Although most people inherit this condition, symptoms often do not arise until the bones have matured around ages 9 to 16. Patients may not experience any symptoms during childhood, but develop pain and symptoms later in life.

Tarsal coalition may present with one or more of the following symptoms:

  • Mild to severe pain when walking or standing.
  • Tired or fatigued legs.Tarsal Coalition
  • Muscle spasms in the leg that cause the foot to turn outward when walking.
  • Flatfoot in one or both feet.
  • Limping when walking.
  • Stiffness of the foot and ankle.

A child’s bones often need to mature before a tarsal coalition can be diagnosed. In fact, this condition sometimes is not identified until adulthood. To diagnose a tarsal coalition, Dr. Radovic will ask how long the symptoms have been developing, and will thoroughly examine the foot and ankle. X-rays and advanced imaging studies may be ordered to fully evaluate the condition. The findings of this examination may vary depending on the severity and location of tarsal coalition.

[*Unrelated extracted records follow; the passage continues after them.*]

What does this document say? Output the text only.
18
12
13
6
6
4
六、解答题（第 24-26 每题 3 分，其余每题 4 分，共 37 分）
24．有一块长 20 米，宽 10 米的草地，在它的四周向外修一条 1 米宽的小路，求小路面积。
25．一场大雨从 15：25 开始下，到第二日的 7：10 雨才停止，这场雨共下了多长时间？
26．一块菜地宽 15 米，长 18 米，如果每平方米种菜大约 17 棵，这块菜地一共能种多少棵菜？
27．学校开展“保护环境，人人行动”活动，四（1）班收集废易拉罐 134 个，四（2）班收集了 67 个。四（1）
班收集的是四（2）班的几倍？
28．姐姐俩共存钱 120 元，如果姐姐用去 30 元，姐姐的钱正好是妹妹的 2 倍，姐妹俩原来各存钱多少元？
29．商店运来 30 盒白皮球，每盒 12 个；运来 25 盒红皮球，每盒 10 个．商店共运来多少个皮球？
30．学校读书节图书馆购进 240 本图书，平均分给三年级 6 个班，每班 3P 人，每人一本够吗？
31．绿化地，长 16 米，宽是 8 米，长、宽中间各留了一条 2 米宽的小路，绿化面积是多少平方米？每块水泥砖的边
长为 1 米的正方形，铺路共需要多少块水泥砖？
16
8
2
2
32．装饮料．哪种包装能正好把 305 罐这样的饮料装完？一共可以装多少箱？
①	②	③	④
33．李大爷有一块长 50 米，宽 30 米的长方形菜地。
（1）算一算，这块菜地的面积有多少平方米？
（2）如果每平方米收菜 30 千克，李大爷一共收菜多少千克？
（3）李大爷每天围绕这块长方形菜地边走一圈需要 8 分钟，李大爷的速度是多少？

Non-surgical treatment of tarsal coalition aims at resolving the symptoms and reducing motion of the affected joint. Dr. Radovic may recommend one or more conservative options based on the severity of the condition and response to treatment, including:

  • Physical therapy involving massage, ultrasound therapy, and exercises that increase range of motion.
  • A corticosteroid injection into the affected joint to help reduce pain and inflammation. A series of injections are sometimes necessary.
  • Custom orthotic devices to distribute weight away from the joint, limit joint movement and relieve pain.
  • Injection of an anesthetic agent into the leg to relax spasms. This treatment is commonly performed before immobilization.
  • Wearing a cast or a cast boot to immobilize the foot and rest the affected area. Crutches may also be used to relieve weight from the foot.

Surgery may be an option for patients who do not feel sufficient relief from non-surgical treatments. Dr. Radovic will determine the most suitable procedure or procedures after considering the patient’s age, condition, activity level and arthritic changes.